The Ordnance Survey map published in 1855 clearly shows that the corn mill was powered by water diverted from the river down a long head race (artificial channel), through the mill itself in two channels (suggesting two separate water wheels), then down a shorter tail race channel to rejoin the river.
The third water-powered mill in the district was a fulling mill, used for the processing of wool. The suggested date for this mill is the mid fourteenth century, followed by a change of use in about 1650 to a paper mill.
Gradually the three water-powered mills fell out of use: the last written reference to the ironworks is a rent receipt dated 1636; and the last recorded reference to a papermaker at Smithies is from a parish register entry of 1768.
The corn mill was converted into a paper mill in about 1870, and by 1880 its power source had been changed from water to steam. The Ordnance Survey map published in 1892 shows the site of the original mill covered by much larger premises, on both the north and south sides of Smithies Lane, all now under the name ‘Valley Paper Works’.
The Valley Paper Works is one of a large number of paper works (also including the Dearne Paper Works at Old Mill, Barnsley) listed under the name of Charles Marsden & Sons Ltd in “Phillips’ Paper Trade Directory of the World”, 1923.
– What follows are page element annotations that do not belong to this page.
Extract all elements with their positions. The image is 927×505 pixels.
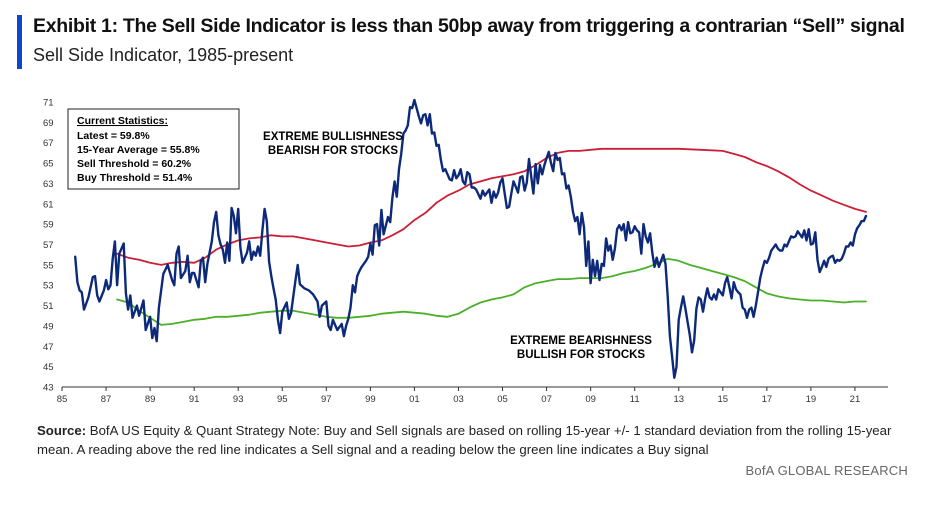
- x-tick-label: 17: [762, 394, 773, 405]
- y-tick-label: 57: [43, 240, 54, 251]
- y-tick-label: 45: [43, 362, 54, 373]
- x-tick-label: 15: [718, 394, 729, 405]
- y-tick-label: 69: [43, 118, 54, 129]
- y-tick-label: 55: [43, 260, 54, 271]
- stats-average: 15-Year Average = 55.8%: [77, 144, 200, 156]
- y-tick-label: 61: [43, 199, 54, 210]
- page-title: Exhibit 1: The Sell Side Indicator is le…: [33, 15, 905, 37]
- brand-label: BofA GLOBAL RESEARCH: [745, 463, 908, 478]
- x-tick-label: 87: [101, 394, 112, 405]
- x-tick-label: 11: [630, 394, 640, 405]
- stats-latest: Latest = 59.8%: [77, 130, 150, 142]
- annotation-bullish-1: EXTREME BULLISHNESS: [263, 131, 403, 143]
- source-text: BofA US Equity & Quant Strategy Note: Bu…: [37, 423, 892, 457]
- source-note: Source: BofA US Equity & Quant Strategy …: [37, 421, 912, 459]
- x-tick-label: 91: [189, 394, 200, 405]
- buy-threshold-line: [116, 257, 867, 326]
- x-tick-label: 19: [806, 394, 817, 405]
- y-tick-label: 43: [43, 383, 54, 394]
- x-tick-label: 05: [497, 394, 508, 405]
- y-tick-label: 49: [43, 321, 54, 332]
- x-tick-label: 89: [145, 394, 156, 405]
- y-tick-label: 65: [43, 159, 54, 170]
- sell-threshold-line: [116, 147, 867, 266]
- x-tick-label: 01: [409, 394, 420, 405]
- y-tick-label: 53: [43, 281, 54, 292]
- x-tick-label: 85: [57, 394, 68, 405]
- annotation-bullish-2: BEARISH FOR STOCKS: [268, 145, 398, 157]
- y-tick-label: 67: [43, 138, 54, 149]
- stats-sell-threshold: Sell Threshold = 60.2%: [77, 158, 192, 170]
- source-label: Source:: [37, 423, 87, 438]
- x-tick-label: 13: [673, 394, 684, 405]
- x-tick-label: 99: [365, 394, 376, 405]
- x-tick-label: 21: [850, 394, 861, 405]
- chart-svg: 43 45 47 49 51 53 55 57 59 61 63 65 67 69 71 85 87 89 91 93…: [43, 98, 888, 405]
- annotation-bearish-1: EXTREME BEARISHNESS: [510, 335, 652, 347]
- chart-subtitle: Sell Side Indicator, 1985-present: [33, 45, 294, 65]
- x-tick-label: 09: [585, 394, 596, 405]
- x-tick-label: 07: [541, 394, 552, 405]
- title-accent-bar: [17, 15, 22, 69]
- stats-heading: Current Statistics:: [77, 115, 168, 127]
- x-tick-label: 93: [233, 394, 244, 405]
- x-tick-label: 95: [277, 394, 288, 405]
- y-tick-label: 59: [43, 220, 54, 231]
- y-tick-label: 51: [43, 301, 54, 312]
- x-tick-label: 03: [453, 394, 464, 405]
- indicator-series-line: [73, 98, 868, 379]
- chart-lines: [73, 98, 868, 379]
- y-tick-label: 47: [43, 342, 54, 353]
- y-tick-label: 71: [43, 98, 54, 109]
- x-tick-label: 97: [321, 394, 332, 405]
- stats-box-frame: [67, 108, 240, 190]
- y-tick-label: 63: [43, 179, 54, 190]
- annotation-bearish-2: BULLISH FOR STOCKS: [517, 349, 646, 361]
- stats-buy-threshold: Buy Threshold = 51.4%: [77, 172, 193, 184]
- stats-box: Current Statistics: Latest = 59.8% 15-Ye…: [67, 108, 240, 190]
- chart-axes: 43 45 47 49 51 53 55 57 59 61 63 65 67 69 71 85 87 89 91 93…: [43, 98, 888, 405]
Smithies Wesleyan Reform Union Chapel
The first Wesleyan Reform chapel / Sunday School was built in 1859 in the district known as Smithy Green. It is marked as ‘Sunday School’ on the north side of Smithy Green Road as shown on the 1892 and 1906 editions of Ordnance Survey maps.
The booklet ‘The Methodist New Connexion Barnsley Circuit’, published in 1907, referring to the period around 1860, states that “Smithies chapel was used alternate Sundays by the Methodist New Connexion and the Wesleyan Reform denominations, and eventually passed to the W.R.”
The whole of the area once known as Smithy Green is now occupied by the Smithies Lane Household Waste Recycling Centre.
The Smithy Green chapel was replaced by a new chapel on Wakefield Road which opened in February 1912.
Flooding at Smithies, 1970
This photograph is from the Barnsley Council’s Yococo images website, reference 6333.
It was taken from a spot immediately to the right of the eastern most corner of the reservoir, with Smithies Lane going off to the left and the last three remaining houses of Short Row in the centre. The house in the distance with the tall chimney is Railway Cottage which still stands today.
Short Row originally consisted of eight cottages. In the early 20th century, the three at the eastern end of the row were turned into a Working Men’s Club called the ‘Smithies Club’.